After (128K context):

Retrieve 30-50 documents
Include all possibly relevant information
Let LLM do the synthesis
Eliminates “what if the answer was in a different document” anxiety

This shifts the problem: from “compress to fit” to “retrieve broadly and synthesize.”

Sparse-Dense Retrieval Fusion

Use both keyword search (sparse) and semantic search (dense):

Sparse retrieval (BM25): 10 documents with keyword matches
Dense retrieval (embeddings): 10 documents with semantic similarity
Union/intersection/ranking: Select diverse set of 5-10 documents

Result: Cover both keyword specificity and semantic understanding

Cost: More retrieval computation, but often better results.

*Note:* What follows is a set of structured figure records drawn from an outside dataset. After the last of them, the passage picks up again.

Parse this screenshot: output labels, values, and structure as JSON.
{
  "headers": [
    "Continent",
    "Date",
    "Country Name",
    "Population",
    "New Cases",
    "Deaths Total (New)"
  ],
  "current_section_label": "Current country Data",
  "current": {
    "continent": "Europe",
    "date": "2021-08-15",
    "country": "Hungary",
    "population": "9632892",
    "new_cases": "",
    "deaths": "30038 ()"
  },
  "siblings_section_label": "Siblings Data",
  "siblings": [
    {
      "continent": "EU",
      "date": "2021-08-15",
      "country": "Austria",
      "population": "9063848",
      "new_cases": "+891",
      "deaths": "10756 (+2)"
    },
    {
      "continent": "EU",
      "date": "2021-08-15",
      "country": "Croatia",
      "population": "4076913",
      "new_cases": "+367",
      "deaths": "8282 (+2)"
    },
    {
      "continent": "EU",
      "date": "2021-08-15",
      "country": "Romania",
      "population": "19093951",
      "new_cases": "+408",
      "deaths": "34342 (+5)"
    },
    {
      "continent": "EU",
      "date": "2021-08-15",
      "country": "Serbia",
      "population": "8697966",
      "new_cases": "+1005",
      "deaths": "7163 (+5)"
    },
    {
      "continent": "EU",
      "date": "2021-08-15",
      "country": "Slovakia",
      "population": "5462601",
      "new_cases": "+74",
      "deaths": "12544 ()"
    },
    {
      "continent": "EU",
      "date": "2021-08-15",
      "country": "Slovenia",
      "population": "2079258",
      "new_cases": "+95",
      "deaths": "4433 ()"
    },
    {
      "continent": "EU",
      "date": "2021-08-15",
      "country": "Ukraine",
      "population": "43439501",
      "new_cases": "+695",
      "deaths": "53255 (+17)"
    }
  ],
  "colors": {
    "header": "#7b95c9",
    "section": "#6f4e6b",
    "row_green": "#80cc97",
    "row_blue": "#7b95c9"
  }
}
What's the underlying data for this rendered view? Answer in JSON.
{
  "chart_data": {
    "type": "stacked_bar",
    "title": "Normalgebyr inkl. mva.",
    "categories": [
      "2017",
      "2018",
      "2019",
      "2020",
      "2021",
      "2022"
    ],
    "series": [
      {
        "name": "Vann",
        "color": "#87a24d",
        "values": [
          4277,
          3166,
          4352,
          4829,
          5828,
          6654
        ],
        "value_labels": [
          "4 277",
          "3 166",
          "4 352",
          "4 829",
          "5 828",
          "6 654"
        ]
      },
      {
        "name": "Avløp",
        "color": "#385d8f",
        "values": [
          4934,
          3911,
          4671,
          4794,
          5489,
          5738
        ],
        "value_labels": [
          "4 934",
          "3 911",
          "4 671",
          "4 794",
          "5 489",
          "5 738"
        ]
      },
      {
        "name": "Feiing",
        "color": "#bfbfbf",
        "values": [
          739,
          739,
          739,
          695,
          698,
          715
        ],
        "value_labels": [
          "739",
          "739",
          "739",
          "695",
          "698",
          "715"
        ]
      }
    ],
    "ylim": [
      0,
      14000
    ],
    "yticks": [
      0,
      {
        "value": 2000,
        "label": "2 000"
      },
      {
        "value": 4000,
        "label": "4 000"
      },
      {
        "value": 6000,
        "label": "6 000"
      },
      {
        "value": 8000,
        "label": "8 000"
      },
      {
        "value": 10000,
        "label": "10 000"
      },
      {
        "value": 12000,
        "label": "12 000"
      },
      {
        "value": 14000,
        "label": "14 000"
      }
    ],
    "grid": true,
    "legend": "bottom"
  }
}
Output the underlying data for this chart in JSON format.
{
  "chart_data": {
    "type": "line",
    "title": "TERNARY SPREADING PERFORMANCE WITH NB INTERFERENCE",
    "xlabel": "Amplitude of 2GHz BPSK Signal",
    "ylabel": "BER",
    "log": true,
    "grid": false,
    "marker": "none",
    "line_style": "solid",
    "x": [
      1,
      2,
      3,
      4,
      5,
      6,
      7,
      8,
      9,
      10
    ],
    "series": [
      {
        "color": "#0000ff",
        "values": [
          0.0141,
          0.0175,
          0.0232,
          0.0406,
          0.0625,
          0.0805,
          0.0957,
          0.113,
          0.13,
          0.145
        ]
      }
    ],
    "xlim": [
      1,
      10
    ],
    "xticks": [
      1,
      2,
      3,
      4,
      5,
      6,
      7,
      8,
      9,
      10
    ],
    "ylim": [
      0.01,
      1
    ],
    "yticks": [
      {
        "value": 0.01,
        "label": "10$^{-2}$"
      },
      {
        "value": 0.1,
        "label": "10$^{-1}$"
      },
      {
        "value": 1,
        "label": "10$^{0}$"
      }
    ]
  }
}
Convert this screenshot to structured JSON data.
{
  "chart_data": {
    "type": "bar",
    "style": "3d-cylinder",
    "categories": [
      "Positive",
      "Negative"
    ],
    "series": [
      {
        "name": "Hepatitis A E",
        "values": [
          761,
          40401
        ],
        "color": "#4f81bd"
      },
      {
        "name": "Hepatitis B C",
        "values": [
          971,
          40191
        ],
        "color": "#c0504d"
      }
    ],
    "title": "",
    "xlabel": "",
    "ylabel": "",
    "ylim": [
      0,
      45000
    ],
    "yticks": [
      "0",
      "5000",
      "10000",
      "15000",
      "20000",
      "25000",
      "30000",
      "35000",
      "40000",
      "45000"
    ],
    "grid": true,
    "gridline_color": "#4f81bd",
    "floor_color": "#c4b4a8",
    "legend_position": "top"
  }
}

Hierarchical Chunking with Selective Retrieval

Store documents at multiple levels:

Level 1 (abstract): Document summaries (100 tokens each)
Level 2 (detailed): Full document chunks (500 tokens each)

Retrieval strategy:
1. Retrieve top documents at Level 1
2. Score for relevance
3. For top 3, retrieve Level 2 details
4. Feed selected detailed chunks to LLM

Fewer total tokens, better coverage.

Measuring Context Window Efficiency

Track these metrics:

Utilization Rate

tokens_used / tokens_available
Target: 60-80% (leave margin for variability)

Retrieval-to-Response Ratio

tokens_in_retrieved_docs / tokens_in_response
Monitor for outliers

Cost per Query

(tokens_used × cost_per_token) / queries
Optimize for throughput and quality balance

Common Context Window Mistakes

Wasteful system prompts: Overly long instructions when terse works equally well.

No compression: Retrieving 20 documents when 5 reranked documents work.

Ignoring token counting: Assuming documents are smaller than they are, then failing at runtime.

Not using longer-context models: Staying on 4K models when 128K would solve problems.

Over-optimization: Spending engineering effort to save 50 tokens when models are abundant and cheap.

Context Windows in 2024 and Beyond

Trend 1: Infinite context Research on recurrent models and efficient attention suggests context limits will eventually become irrelevant.

Trend 2: Variable-cost models Some models charge less per input token than output token, changing optimization strategies.

Trend 3: Speculative retrieval Models that suggest what additional context they need mid-generation, enabling dynamic retrieval.

Trend 4: Hierarchical LLMs Small models filter for large models, optimizing retrieval before expensive processing.

Context window constraints are real but manageable. Understand your limits, measure your usage, and optimize strategically.